SAMARINDA–Jembatan Dondang di Kecamatan Muara Jawa, Kutai Kartanegara, bukan pertama ditabrak ponton batu bara. Tak sampai setengah tahun, jembatan ini sudah ditabrak dua kali. Kekhawatiran lebih besar pun muncul. Kerusakan karena tabrakan yang baru saja terjadi pada Selasa (2/3) sekitar pukul 23.30 Wita, efeknya lebih parah dibandingkan tabrakan pada November 2020.
Kepala Bidang Bina Marga Dinas Pekerjaan Umum dan Penataan Ruang Perumahan Rakyat (DPUPR-Pera) Kaltim Irhamsyah mengungkapkan, kondisi Jembatan Dondang setelah ditabrak lima hari lalu memang lebih parah. Namun untuk detail kerusakan apa saja, lelaki yang akrab disapa Iing itu belum bisa memberitahukan. "Masih dilakukan pemeriksaan secara detail. Masih dalam perhitungan," kata dia.
Pria yang akrab disapa Iing itu melanjutkan, pihak yang bertanggung jawab atas rusaknya jembatan, akan mengganti rugi lebih besar dibandingkan perusahaan yang menabrak sebelumnya. Untuk diketahui, perusahaan pemilik tongkang sebelumnya harus membayar sekitar Rp 1 miliar. Kerusakan yang timbul karena insiden pada Ahad, 15 November 2020 malam itu, lapisan aspal badan jalan di bagian suspension joint atau sambungan gantung jembatan retak. Panjangnya 840 meter. Kemudian panjang retakan yang berada di tiang pancang atau peer 10 sekitar 2,3 meter.
Sementara itu, kerusakan yang terjadi lima hari lalu, tiang fondasi jembatan penyok. Tampak lekukan pada tiang akibat benturan keras sehingga terkelupas. Setelah meninjau Jembatan Dondang dua hari lalu, Wakil Bupati Kukar Rendi Solihin menuding jika petugas yang mestinya mengawasi, lalai mengerjakan tugas. Diketahui, instansi yang diberi tanggung jawab mengawasi aktivitas kapal di kawasan perairan ini adalah Unit Penyelenggara Pelabuhan Kelas III Kuala Samboja.
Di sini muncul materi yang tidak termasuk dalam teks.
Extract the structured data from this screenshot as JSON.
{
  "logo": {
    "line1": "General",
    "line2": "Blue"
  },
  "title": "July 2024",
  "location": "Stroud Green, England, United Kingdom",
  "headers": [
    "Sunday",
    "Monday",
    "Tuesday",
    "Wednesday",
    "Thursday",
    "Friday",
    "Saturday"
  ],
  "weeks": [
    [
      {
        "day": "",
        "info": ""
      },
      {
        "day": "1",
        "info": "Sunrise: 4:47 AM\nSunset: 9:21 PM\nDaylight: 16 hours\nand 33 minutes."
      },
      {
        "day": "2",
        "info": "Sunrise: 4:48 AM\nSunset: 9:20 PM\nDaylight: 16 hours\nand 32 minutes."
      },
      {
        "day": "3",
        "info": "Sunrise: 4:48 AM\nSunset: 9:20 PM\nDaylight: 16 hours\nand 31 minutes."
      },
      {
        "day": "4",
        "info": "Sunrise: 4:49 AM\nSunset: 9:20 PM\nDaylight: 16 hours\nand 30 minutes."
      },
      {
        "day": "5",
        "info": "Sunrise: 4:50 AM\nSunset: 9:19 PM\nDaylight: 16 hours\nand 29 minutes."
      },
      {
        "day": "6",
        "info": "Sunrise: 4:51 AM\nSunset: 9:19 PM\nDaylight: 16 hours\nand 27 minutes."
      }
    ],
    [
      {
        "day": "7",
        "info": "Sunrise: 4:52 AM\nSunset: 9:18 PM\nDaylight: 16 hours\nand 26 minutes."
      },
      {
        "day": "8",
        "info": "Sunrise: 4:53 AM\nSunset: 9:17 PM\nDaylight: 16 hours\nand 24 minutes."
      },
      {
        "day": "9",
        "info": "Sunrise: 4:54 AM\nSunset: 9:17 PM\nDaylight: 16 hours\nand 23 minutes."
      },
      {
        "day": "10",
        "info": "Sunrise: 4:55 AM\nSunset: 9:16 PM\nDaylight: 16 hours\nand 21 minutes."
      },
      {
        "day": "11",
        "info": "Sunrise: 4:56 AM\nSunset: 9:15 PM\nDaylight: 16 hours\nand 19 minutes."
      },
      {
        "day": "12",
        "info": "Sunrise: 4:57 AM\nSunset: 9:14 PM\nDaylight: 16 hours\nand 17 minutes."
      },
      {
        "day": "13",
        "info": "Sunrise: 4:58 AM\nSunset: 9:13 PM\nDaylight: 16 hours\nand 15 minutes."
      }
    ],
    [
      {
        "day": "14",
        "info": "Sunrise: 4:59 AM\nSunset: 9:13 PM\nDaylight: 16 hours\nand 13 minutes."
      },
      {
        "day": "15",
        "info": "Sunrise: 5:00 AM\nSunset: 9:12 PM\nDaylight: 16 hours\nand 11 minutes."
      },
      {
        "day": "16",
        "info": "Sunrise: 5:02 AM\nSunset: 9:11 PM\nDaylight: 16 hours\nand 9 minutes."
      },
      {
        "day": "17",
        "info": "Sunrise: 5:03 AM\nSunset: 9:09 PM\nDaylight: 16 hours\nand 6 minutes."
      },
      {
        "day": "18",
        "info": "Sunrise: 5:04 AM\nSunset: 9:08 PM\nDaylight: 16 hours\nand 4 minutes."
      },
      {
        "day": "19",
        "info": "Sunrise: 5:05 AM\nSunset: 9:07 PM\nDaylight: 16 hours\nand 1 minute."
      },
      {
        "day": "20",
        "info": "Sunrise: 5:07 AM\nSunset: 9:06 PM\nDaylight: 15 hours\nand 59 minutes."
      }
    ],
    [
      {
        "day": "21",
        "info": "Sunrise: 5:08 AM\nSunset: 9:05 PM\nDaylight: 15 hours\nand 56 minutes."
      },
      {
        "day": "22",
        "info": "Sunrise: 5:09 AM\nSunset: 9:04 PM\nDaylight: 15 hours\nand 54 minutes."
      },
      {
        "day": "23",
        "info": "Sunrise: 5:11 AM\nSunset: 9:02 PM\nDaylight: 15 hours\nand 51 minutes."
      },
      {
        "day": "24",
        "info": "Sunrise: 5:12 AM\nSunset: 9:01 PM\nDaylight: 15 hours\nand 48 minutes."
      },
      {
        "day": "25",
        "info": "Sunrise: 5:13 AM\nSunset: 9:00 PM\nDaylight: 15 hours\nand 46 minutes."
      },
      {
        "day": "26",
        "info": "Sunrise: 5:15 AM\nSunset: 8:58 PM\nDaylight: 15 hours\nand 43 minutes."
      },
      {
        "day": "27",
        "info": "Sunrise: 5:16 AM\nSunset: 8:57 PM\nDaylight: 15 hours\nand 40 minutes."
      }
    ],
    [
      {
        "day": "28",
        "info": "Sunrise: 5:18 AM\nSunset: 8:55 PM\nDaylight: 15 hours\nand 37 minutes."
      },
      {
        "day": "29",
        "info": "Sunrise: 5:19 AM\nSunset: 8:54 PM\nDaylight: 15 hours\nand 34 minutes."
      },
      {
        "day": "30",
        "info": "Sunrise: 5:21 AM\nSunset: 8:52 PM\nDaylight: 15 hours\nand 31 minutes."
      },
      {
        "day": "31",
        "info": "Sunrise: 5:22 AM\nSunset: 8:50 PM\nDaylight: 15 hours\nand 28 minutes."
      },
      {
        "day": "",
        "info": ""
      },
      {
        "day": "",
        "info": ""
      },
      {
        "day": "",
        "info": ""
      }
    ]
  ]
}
“Ada pihak-pihak yang diberikan kewenangan untuk mengurusi aktivitas di kolong jembatan seperti kapal pandu dan kapal tunda. Termasuk juga ada pihak yang memiliki kewenangan mengawasi jika ada aktivitas lain seperti kapal tambat,” ungkapnya. Rendi kian kecewa setelah menerima laporan bahwa saat kapal tambat, hanya diikat di pohon nipah yang berada di sekitar sungai. “Ini sama halnya seperti mengikat sapi di rumput. Tentunya potensi lepas sangat besar. Karena memang bukan pada tempatnya,” ungkap dia.
Sementara itu, Kepala KUPP Kuala Samboja Faisal Rahman menuturkan, aktivitas menambat kapal di pohon nipah tidak dibenarkan. “Karena itu bukan tempat tambat mereka. SOP-nya bukan di situ,” kata Faisal. Lanjut dia, pihaknya rutin menggelar patroli dan menegur kapal yang tambat di lokasi yang tidak dibenarkan. Namun, hingga saat ini, petugas KUPP Kuala Samboja masih memberikan peringatan berupa teguran. “Sanksi paling berat bisa pembekuan izin pelayaran,” terangnya. (nyc/riz/k8)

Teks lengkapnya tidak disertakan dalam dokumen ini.